My documents laying on a raid 1 NAS but that's not the point here ;-) I do not use the built-in Windows-document folder, so i had no reason to relocate it. You know, never change a running system.
The real point is that as a game developer you can't expect your customers being computer experts! I guess about 90% of all players just USE their pcs, and do not know how to change specific system setting nor want it. And many gaming pcs you can buy in stores actually have this setting - windows on a (small) SSD + a separate HDD for storage. And all of these computers have the documents-folder still on the OS drive by default. So the devs should be aware that most of the players will have a very limited space for savegames!

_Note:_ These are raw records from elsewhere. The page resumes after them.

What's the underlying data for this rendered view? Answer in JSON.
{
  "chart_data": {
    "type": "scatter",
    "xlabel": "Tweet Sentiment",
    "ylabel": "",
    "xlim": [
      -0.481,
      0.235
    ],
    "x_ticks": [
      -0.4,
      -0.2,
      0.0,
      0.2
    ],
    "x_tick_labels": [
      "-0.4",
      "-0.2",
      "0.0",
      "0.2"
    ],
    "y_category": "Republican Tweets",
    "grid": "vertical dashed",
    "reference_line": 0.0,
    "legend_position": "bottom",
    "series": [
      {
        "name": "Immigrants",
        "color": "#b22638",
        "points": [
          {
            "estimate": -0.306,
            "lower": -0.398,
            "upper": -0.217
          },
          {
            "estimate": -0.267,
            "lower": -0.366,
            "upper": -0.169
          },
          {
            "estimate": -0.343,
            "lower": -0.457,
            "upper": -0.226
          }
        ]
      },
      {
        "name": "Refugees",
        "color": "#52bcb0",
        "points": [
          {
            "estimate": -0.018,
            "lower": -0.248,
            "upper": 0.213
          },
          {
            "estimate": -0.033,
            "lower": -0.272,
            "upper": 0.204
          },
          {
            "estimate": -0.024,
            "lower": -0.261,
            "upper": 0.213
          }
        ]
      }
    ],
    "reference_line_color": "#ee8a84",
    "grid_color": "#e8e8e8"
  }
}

It's simple maths, computer experts COULD be gamers but not every gamer is a computer expert ;-)
Seriously. Just the D: partition - my Games drive - has 1.31TB of free space. That's 1,310,000 megabytes, enough for over twenty-five hundred (re)MoO saves.
This is me, very very very not worried. :)
Plus I'm sure the saves will be en-smallened come Release.
You don't have to be an expert. Both Win7 and Win10 make relocating libraries, including My Documents, extremely simple.
Then the supposed computer experts who built the computer and installed/setup the OS in the first place, are idiots.